A good building management system (BMS) can optimize the efficiency of individual pieces of equipment, as well as how they operate together. Incorporating chiller optimization cooling technology such as the Hartman loop can optimize the chiller system performance and save a significant amount of energy. Developing a metering system that is logged by the BMS will also allow the facilities team to monitor the chilled water use of the building.

Multiple Chiller Configuration

In the selections of multiple chillers, be sure to analyze the difference in system performance between chillers that are equal and unequal in size. Splitting the load unevenly can result in more efficient operation at lower connected building loads. Maybe this can be the opportunity to add a winter chiller for some buildings on a health care campus.
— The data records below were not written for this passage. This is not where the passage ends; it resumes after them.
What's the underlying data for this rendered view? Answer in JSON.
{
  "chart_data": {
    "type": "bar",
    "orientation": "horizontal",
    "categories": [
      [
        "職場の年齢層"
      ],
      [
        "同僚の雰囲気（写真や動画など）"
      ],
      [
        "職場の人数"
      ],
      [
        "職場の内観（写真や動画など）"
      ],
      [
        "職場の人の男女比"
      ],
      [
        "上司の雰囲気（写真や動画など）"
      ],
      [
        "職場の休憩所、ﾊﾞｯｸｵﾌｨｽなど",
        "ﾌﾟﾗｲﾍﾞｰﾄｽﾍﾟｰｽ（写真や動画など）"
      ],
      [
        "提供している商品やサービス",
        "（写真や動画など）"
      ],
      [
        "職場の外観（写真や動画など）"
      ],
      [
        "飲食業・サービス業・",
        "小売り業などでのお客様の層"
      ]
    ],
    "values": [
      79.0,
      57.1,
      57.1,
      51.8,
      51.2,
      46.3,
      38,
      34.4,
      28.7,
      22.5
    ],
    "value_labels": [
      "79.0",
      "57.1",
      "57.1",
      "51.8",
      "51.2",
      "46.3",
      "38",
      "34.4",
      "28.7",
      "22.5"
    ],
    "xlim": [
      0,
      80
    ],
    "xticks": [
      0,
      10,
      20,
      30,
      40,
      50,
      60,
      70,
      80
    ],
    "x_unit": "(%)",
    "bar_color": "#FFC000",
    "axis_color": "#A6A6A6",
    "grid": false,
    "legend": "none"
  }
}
Variable Frequency Drives (VFDs)

Adding VFD drives to existing chillers can improve the performance because the chiller will be able to vary its power consumption based on the building load variations. Adding VFD to auxiliary equipment will also reduce the chiller loads. This is done by adjusting the speed of fan and/or pump motors to more precisely meet cooling load requirements and reduce power consumption. They are particularly helpful at part-load conditions.

Conclusion

An HVAC retrofit is a major undertaking for the facility department, the occupants, and the health care organization C-Suite. It is also an important opportunity for the health care facility — an opportunity that, because of the cost and disruption involved, might not come along again for the life of the health care facility. The bottom line is that a chiller retrofit makes sense if the chiller has surpassed  its service life. Recent improvement in chiller technology and efficiencies makes the decision easier, especially at a time when energy costs are ratcheting upward every day. For facilities with critical loads that only have one chiller, care must be taken to include a temporary chiller in the cost of replacing the equipment. Taking the time to get the chiller retrofit right is worth the effort.